Wednesday, February 17, 2010


All my life I've felt the need to occasionally go walkabout. As a kid, I didn't call it that, but the definition fits. The Australian Aborigines, as a rite of passage, would wander off into the wilderness for months at a time. There's usually a spiritual element associated with it.

I've always felt the need to wander off by myself. Of course, as little kid, I always had to be home for supper. Still, I'd be able to wander off into the woods by myself for hours at a time. How many little kids can do that today?

By my teen years, my parents let me wander off on overnight hikes. As I got older, my wandering would take me further afield and I'd be gone longer.

I'd disappear far off the beaten trail, going days without any human contact. That was part of it, the isolation. How many people today get to spend days alone in the wilderness? I know, all the hiking guides recommend against it. Always hike with a partner. Good safety advice, really.

There's more to life than being safe.

For the Aborigine, it was a spiritual experience. That spiritual element is important to me too. I wander off when civilized life becomes too burdensome. I commune with God, nature, and quiet my mind. It's a reflective time. Sometimes after a walkabout, I come back with insight that changes my life. At the very least, it's a recharging experience.

My lovely wife always understood it is part of what I am. She never felt the need to change me. In fact, there have been a few times when she suggested that perhaps it was time for me to go on walkabout for a bit.
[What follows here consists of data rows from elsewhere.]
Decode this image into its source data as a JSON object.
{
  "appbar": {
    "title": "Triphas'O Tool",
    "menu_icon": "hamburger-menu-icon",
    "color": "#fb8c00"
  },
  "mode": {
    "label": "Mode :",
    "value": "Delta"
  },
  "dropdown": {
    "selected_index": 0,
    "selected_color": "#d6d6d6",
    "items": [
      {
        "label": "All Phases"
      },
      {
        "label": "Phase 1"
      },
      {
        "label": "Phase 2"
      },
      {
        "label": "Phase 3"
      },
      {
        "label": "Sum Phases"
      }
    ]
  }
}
I'm sure by then it's almost as much for her as it is for me. The guy who comes back is better than the guy who sets out.

Part of the experience involves living at least partly off the land and traveling with minimal gear. I've fished, hunted, and lived on wild plants. There were times in the winter in the mountains when I lived off rock tripe. Sometimes I'd fast for 3 or 4 days, drinking plenty of water, but eating no food. It's good to know how your body responds to that sort of thing.

I did try that once in the winter, but by the third day I was having out of body experiences. During the night as I tried to sleep, it felt like my soul kept floating out of my body. The experience would freak me out and I'd slam back into my body. That went on all night long. Early in the morning, I made some hot coco, ate a bit of breakfast, and hiked out.

After a walkabout, it takes time to readjust to civilized life. Everything is too loud, fast, and jarring. My senses are hyper aware. It's one thing to be aware of the critters of the woods and wind in the trees. That same level of awareness is overwhelmed by the cacophony of our mechanized world.

It's been too long since my last walkabout. Meditation helps, but it's not the same. Winter's been busy for me, but by spring or early summer I'll probably wander off for awhile.

I owe it to my soul.


1 comment:

  1. I went walkabout about 25 or 30 years ago. Thing is, I never went back. Here I am in the place I wanered to.